Все потели, обмахивались газетами, а поклонницы отца Мануила промакивали лица кончиками своих платков. На месте никто усидеть не мог. То и дело вскакивали и принимались прохаживаться в надежде расшевелить загустевший от жары воздух. Пробовали выходить на улицу и точно в парной оказывались. Только отец Мануил неподвижно сидел в своём кресле, как всегда суров и спокоен.

Вероника Евграфовна утверждает, что и тогда уже он был бледен, а «вокруг глаз у него синева выступила». Кто-то выразил готовность сходить в ларёк за водой для отца Мануила – буфет во дворце культуры открывался в шесть тридцать. Но благочинный отклонил предложение.

– Нехорошо… – сетовала потом Вероника Евграфовна. – Как просителя какого истомил Иван Петрович батюшку…

Мы подъехали к дворцу культуры без десяти шесть. Наше прибытие было немедленно замечено и в фойе всё забегало, засуетилось. Поднялся и вышел навстречу Ивану Петровичу и отец Мануил.

– Каюсь! Каюсь, батюшка! – с порога загоготал Иван Петрович. – Простите, что заставил ждать. Ей-богу! Ей-богу, батюшка, стыжусь!..

– Ничего, – спокойно и внушительно отвечал отец Мануил. Голос его был слабым, лицо осунулось, вокруг глаз, действительно, легли синеватые тени. – «Стань всем слугой», – завещал Господь наш. И Сам пред Тайной Вечерей омыл ноги всем ученикам своим.

– Включая Иуду, – шепнул кто-то из-за спины отца Мануила.

Иван Петрович, не обратил внимания на Иуду.
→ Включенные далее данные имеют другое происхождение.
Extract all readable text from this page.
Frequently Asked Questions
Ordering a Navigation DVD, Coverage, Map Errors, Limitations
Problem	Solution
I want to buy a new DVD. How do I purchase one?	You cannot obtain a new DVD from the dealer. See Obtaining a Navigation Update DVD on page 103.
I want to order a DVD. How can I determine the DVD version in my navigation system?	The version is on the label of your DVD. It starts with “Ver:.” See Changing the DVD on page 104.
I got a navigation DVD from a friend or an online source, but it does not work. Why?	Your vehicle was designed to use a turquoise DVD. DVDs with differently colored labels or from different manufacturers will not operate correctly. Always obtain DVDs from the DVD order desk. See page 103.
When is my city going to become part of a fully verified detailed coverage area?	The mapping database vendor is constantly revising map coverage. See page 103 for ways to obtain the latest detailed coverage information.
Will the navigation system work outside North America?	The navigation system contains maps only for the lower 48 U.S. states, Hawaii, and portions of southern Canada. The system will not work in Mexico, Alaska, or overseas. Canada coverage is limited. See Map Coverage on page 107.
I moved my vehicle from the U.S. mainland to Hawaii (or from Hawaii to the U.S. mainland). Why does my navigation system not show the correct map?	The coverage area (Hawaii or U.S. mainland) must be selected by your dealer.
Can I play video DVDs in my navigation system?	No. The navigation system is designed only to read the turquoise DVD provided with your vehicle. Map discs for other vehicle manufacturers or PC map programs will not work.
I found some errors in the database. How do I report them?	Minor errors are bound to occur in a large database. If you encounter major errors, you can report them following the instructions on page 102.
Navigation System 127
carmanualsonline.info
– Как чувствуете себя? – спросил он с наигранной заботой, заметив, очевидно, перемену в лице отца Мануила.

Благочинный едва заметно сдвинул брови.

– Благодарю вас, Иван Петрович, неплохо. Однако…

– Ну и слава Богу! – перебил Иван Петрович и навесил на себя люггеровскую улыбочку. – Слава Богу!.. Да ведь мы с вами, батюшка, ещё и не поздоровались.

И с этими словами Иван Петрович шагнул к отцу Мануилу и троекратно – по-русски – расцеловал его. Благочинный нахмурился и вздрогнул, точно желанием его было отшатнуться.

– Мы с вами не в Гефсиманском саду, Иван Петрович, – тихо сказал отец Мануил и покосился отчего-то на Люггера.

Но Иван Петрович не унимался. Любитель дешёвых эффектов, он не обратил никакого внимания на слова отца Мануила – ему, во что бы то ни стало, хотелось довести до конца уже задуманный им спектакль.

– Благословите, отец Мануил, – слащаво и нараспев вдруг проговорил он и, словно нищий, вытянул вперёд руку.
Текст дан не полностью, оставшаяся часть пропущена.